On the innovation side, chemical engineers and researchers are searching for greener pathways to similar end-use performance—building block molecules that maintain high resistance, selectivity, or inertness without relying so heavily on persistent halogens. Some start-ups and university labs are experimenting with bio-based alternatives, though matching the sheer durability of a tetrafluorinated, brominated butanol remains a work in progress. Synthetic chemistry, for now, depends on refining safe handling, offering ever-better material recovery, and pushing process optimization to cut down on waste and emissions.

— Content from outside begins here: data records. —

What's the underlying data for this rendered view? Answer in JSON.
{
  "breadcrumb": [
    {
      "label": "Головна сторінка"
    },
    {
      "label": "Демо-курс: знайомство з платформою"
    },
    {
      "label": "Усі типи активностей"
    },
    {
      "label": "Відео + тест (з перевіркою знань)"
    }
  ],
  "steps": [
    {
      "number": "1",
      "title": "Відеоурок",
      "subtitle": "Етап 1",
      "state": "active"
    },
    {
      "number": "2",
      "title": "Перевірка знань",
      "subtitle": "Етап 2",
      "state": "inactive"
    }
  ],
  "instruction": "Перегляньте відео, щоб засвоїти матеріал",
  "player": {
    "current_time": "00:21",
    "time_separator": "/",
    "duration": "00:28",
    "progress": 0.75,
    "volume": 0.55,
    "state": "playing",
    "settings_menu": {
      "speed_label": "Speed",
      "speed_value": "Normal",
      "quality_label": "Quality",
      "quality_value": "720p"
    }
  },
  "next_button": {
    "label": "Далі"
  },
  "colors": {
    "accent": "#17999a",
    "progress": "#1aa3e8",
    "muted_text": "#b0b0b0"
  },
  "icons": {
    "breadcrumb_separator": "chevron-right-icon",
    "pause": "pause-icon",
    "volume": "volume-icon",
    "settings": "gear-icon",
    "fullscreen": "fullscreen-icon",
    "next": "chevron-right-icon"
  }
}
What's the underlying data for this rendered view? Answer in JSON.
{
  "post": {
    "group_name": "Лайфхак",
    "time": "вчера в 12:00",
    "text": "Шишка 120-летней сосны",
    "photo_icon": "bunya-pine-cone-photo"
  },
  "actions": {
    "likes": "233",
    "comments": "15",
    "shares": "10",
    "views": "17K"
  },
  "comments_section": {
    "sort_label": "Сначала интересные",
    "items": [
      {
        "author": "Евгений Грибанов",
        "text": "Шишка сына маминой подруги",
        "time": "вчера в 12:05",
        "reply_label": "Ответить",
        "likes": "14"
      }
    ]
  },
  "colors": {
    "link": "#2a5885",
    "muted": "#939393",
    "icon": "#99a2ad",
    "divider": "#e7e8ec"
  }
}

In the end, the trust you place in products like 4-Bromo-3,3,4,4-tetrafluoro-1-butanol traces back to the expertise of the teams crafting and managing its journey. From my own time consulting on specialty chemical launches, it’s clear the best companies put transparency first—batch records, impurity profiles, stability data, and adherence to standards such as ISO, REACH, or local safety codes. Labs using this compound do not take shortcuts—auditable chains of custody and digital documentation ensure compliance meets both internal policies and external regulation. Culture matters; organizations that value skill-building, safety drills, and clear communication stand a better chance of handling products like this smoothly, sustainably, and without incident.
Choosing to work with halogenated, fluorinated alcohols requires a certain pragmatism. My own career, moving from academic research to industry consulting, taught me the value of balancing short-term lab wins with a long view on environmental stewardship. That means keeping a sharp eye on obsolescence, regulatory shifts, and advances in chemistry that hint at possible improvements. If a safer, cleaner, or more sustainable alternative emerges, responsible teams weigh the benefits quickly and act decisively. For now, though, 4-Bromo-3,3,4,4-tetrafluoro-1-butanol delivers a blend of reactivity and durability that few other building blocks can match.
As global demand for precision chemicals ramps up, scrutiny and innovation move in tandem. 4-Bromo-3,3,4,4-tetrafluoro-1-butanol looks primed for steady use in tightly controlled settings where its unique chemistry makes a difference—pharmaceutical intermediates, advanced material starts, and possibly the next generation of custom-built molecules for farming, medicine, and technology. My years in labs and plant floors tell me the next chapter depends not just on what the molecule does, but on how thoughtfully it’s managed. Training, rigorous process design, smart regulation, and open channels between suppliers and users chart a responsible future for specialty materials.
For all its chemical strength, the most important lesson is one of human care—respecting every stage of the journey, from synthesis to safe disposal. 4-Bromo-3,3,4,4-tetrafluoro-1-butanol doesn’t replace traditional building blocks, but it does redefine what’s possible in fields that need precision, resilience, and just the right touch of synthetic creativity.